LRW-1000: A Naturally-Distributed Large-Scale Benchmark for Lip Reading in the Wild
CFW-60K dataset is a purified subset of Celebrity Faces on the Web (CFW) with additional visual attribute annotations. The face images are associated with identity and visual attribute labels, and thus can be used for many different tasks, e.g. hash learning, attribute learning, and so on.
COX Face Dataset is designed for the problem of Video-to-Still (V2S)， Still-to-Video (S2V) and Video-to-Video (V2V) face recognition. The dataset contains 1,000 subjects, with each subject 1 high quality still image and 3 video sequences captured simulating video surveillance scenario. Specifically, in this dataset, the still images are collected under controlled environment, thus of high quality and resolution, in frontal view, with normal lighting and neutral expression.

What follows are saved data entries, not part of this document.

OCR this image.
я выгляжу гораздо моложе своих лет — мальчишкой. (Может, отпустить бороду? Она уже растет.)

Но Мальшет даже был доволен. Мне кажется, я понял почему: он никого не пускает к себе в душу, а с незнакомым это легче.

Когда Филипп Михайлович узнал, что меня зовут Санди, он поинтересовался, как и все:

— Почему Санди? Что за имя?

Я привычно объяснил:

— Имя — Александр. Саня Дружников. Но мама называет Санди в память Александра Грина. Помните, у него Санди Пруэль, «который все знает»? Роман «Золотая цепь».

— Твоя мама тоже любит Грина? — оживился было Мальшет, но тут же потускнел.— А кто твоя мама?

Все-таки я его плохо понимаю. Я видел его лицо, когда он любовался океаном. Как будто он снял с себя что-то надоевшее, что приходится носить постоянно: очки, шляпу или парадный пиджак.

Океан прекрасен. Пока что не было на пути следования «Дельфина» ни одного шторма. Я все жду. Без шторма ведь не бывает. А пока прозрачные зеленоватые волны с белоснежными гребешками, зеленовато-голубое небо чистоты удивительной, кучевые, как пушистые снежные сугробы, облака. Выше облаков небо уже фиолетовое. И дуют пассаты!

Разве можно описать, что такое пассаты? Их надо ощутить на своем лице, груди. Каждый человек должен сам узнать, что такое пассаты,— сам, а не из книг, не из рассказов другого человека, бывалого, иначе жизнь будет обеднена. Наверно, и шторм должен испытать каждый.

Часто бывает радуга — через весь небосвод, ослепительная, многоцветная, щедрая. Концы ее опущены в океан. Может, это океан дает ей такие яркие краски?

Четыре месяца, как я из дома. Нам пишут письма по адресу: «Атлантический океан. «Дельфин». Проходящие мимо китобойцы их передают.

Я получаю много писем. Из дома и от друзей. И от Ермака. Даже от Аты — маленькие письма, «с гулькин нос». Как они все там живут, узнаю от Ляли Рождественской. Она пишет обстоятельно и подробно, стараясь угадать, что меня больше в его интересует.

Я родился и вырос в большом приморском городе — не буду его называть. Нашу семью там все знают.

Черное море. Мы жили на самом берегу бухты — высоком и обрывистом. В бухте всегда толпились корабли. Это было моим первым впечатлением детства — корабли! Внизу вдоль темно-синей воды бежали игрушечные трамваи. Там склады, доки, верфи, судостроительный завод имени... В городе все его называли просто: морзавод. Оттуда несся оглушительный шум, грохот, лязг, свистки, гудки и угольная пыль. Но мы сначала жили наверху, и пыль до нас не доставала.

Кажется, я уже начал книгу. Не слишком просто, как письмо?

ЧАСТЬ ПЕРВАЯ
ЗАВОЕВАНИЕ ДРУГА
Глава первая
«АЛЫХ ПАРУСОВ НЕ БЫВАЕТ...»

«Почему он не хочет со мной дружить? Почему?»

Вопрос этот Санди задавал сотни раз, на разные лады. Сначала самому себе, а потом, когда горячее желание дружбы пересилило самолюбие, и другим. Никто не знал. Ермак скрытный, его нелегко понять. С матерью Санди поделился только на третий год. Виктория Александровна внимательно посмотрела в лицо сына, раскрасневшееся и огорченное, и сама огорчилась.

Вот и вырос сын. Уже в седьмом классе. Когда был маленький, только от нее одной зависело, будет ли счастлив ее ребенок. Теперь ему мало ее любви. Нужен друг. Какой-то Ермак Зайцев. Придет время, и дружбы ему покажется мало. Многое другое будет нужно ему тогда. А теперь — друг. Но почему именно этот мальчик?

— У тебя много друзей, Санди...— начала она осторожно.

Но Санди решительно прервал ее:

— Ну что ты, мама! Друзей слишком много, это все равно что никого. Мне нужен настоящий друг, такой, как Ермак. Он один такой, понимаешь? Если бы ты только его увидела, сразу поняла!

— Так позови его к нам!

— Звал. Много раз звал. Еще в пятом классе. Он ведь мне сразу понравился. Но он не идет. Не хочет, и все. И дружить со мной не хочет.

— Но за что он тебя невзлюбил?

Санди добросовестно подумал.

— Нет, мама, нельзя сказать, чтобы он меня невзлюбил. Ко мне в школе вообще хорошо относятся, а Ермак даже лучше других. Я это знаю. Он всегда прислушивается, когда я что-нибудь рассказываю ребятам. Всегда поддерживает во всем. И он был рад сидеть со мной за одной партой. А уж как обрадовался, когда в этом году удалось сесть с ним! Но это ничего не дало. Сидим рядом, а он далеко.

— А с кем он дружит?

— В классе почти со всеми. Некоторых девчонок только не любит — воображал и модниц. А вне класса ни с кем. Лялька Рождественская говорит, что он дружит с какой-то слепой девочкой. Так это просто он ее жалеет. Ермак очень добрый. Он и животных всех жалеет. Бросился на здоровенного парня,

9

On the contrary, the video frames are of low resolution and low quality, with blur, and captured under poor lighting, in non-frontal view.
The DEVISIGN database has been constructed under the sponsors of Microsoft Research Asia by VIPL group, ICT, CAS. The goals to create the Chinese Sign Language database include: providing the wordwide researchers of SLR community a large vocabulary Chinese SL database for training and evaluating their algorithms; advancing the state-of-the-art SLR technologies aiming at practical applications especially for the unknown signer situation.
FRHT dataset is established for studying full 360-degree out-of-plane rotation head single tracking. Overall, this dataset contains 50 sequences with 28,247 annotated bounding boxes of frames and expresses the diverse head movements in real-world conditions. FRHT is captured from Internet with a wide variety of scenes (e.g. street, sea, gymnasium, stage, grassland, ice rink) and activities (e.g. running, cycling, surfing, dancing, skating, flying). Naturally, it covers the most challenges of visual tracking problem annotated.
ICT-TV dataset is designed for studying video face retrieval problem, which contains two large scale video collections parsed from the whole first season of two hit American shows, i.e., 17 episodes of the Big Bang Theory (BBT) and 22 episodes of the Prison Break (PB).
ImageNet-150K dataset is a subset of ImageNet with additional visual attribute annotations. The images are associated with category and visual attribute labels, and thus can be used for many different tasks, e.g. hash learning, attribute learning, and so on.